I am trying to compare columns from 2 dataframes and return the difference, ignoring case. Here is what I have so far:
import pandas as pd
if __name__ == "__main__":
data1={'Name':['Karan','Rohit','Sahil','Aryan']}
data2={'Name':['karan','Rohit','Sahil']}
df1=pd.DataFrame(data1)
df2=pd.DataFrame(data2)
print(list(set(df1['Name']).difference(df2['Name'])))
This code prints ['Karan', 'Aryan']. How do I modify this to ignore case so that karan and Karan are recognized as a match and only Aryan is returned?
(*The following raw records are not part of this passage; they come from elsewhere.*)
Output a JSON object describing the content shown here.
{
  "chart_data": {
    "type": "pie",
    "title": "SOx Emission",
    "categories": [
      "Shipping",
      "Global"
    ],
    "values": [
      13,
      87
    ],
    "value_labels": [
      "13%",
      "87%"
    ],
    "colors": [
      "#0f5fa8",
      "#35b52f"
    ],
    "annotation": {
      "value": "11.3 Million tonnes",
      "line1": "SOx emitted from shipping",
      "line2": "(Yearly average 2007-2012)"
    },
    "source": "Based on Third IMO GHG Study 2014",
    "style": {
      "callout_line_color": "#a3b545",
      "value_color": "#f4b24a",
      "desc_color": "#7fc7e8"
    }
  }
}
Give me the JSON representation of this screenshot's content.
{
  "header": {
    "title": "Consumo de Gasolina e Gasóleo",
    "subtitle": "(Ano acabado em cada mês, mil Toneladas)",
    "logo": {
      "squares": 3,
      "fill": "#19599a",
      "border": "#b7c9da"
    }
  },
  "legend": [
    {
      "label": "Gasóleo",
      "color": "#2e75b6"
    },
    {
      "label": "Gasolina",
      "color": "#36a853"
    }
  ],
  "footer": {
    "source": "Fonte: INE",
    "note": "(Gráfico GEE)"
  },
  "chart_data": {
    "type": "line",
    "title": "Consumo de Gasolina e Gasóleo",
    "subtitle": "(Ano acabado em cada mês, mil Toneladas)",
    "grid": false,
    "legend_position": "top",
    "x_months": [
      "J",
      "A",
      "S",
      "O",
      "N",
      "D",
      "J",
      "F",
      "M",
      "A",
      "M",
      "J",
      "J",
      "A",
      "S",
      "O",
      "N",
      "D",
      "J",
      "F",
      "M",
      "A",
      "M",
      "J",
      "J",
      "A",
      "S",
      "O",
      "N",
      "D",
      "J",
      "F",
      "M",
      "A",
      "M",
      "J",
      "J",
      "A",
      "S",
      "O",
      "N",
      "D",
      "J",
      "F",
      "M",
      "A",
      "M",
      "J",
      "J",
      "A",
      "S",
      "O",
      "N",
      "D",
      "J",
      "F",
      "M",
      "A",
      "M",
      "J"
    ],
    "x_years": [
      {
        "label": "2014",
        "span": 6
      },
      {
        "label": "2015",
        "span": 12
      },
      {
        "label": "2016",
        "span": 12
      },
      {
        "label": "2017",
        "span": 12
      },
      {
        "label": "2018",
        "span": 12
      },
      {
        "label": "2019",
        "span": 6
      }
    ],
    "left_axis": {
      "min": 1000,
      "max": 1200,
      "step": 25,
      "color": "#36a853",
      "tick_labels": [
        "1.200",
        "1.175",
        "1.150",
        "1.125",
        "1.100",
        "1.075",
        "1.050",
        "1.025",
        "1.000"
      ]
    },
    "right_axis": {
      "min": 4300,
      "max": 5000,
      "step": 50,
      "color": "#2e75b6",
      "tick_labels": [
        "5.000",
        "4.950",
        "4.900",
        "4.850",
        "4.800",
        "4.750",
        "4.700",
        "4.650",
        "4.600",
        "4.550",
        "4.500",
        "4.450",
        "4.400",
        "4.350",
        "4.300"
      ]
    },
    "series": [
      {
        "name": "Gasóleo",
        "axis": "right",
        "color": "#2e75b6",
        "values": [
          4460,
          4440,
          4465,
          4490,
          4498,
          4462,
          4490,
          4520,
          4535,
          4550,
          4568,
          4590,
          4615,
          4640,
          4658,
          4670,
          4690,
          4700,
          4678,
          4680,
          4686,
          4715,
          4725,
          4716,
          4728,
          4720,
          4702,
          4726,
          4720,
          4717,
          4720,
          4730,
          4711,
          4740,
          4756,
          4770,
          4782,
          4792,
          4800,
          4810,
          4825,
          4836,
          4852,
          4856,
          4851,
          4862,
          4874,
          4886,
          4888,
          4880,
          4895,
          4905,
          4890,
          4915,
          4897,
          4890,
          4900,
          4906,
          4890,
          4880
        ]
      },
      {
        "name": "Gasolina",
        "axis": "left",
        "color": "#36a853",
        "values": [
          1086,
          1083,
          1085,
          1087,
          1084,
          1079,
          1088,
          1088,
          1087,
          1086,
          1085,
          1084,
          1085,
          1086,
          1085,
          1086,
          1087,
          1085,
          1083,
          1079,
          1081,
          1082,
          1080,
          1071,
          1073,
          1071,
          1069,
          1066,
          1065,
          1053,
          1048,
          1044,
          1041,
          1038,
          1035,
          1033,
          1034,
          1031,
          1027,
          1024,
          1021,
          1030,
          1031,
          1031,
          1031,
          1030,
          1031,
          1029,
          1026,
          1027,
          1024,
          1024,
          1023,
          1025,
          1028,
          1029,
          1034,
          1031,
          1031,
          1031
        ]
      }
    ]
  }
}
I don’t want to use the following because it returns aryan and I want to maintain the capitalization of the row. In my real case, they are not first names so it isn’t as easy as making the first letter capitalized again after taking the difference.
print(list(set(df1['Name'].str.lower()).difference(df2['Name'].str.lower())))
>Solution :
To perform a case insensitive comparison, use str.casefold:
print(list(set(df1['Name'].str.casefold()).difference(df2['Name'].str.casefold())))
If you want to keep the original case use boolean indexing with isin:
df1.loc[~df1['Name'].str.casefold().isin(df2['Name'].str.casefold()), 'Name'].unique()
Output:
array(['Aryan'], dtype=object)